Graham and Kumar turned to computer simulations to explore the mechanism of this process. Kumar created virtual sets of squishy and stiff particles and tracked their movements as they collided and bounced off of each other.

In essence, this simulation is just a more complicated version of the distance-velocity-acceleration problems that are a staple of freshman physics courses everywhere.

“We’re solving F=ma,” Graham said. “That’s what it comes down to.”

When Graham and Kumar looked at the results of these simulations, they noticed something interesting: collisions between different types of particles had distinctly different results.

“If we have two floppy particles colliding, they don’t actually end up displacing each other very much. They kind of slide around each other,” Graham said. “But if we have a floppy particle colliding with a stiff particle then the floppy particle won’t displace very much and the stiff particle will displace a lot.”

This observation provided a key insight into why white and red blood cells separate. Red blood cells concentrate in the center of blood vessels, because squishy, deformable particles tend to move away from vessel walls.

But because stiffer white blood cells are jostled out of the way when they collide with red cells, white blood cells and platelets get pushed toward the margins while red cells stream along in the center undisturbed.

Understanding these different types of collisions helped Kumar develop a second, simpler model, in which he could look at pairs of only two particles at a time. This new model made it easy for Kumar to turn different types of collisions on and off and show that the collisions between stiff particles and floppy particles are key to the margination process.

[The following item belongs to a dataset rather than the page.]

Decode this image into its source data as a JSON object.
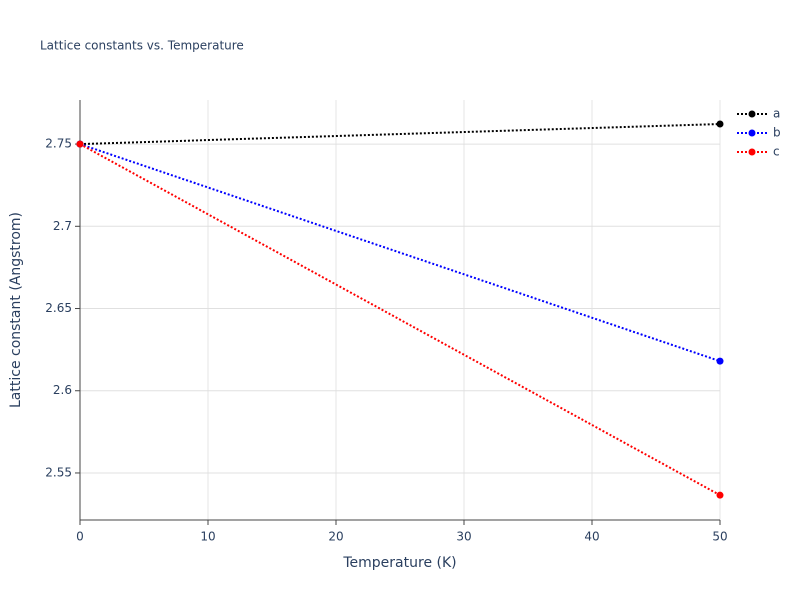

Graham and Kumar hope that other scientists will be able to use this information to design new medical treatments or understand how margination plays a role in diseases which stiffen red blood cells, such as malaria and sickle cell disease.

In designing nanoparticles to deliver drugs to certain parts of the body, for example, it might be useful to control where the particles live in the bloodstream.

To deliver a drug to coronary arteries, it might be useful to design a stiffer particle that hugs the blood vessel walls; to have a drug persist in the body for a long time it might instead be useful to design a floppier particle that flows unimpeded in the vessel centers.

“There’s a lot that’s not known about what drug particles do once they’re in your bloodstream,” Graham said. “So hopefully, by just shedding some light on margination, we can help guide design of the particles.”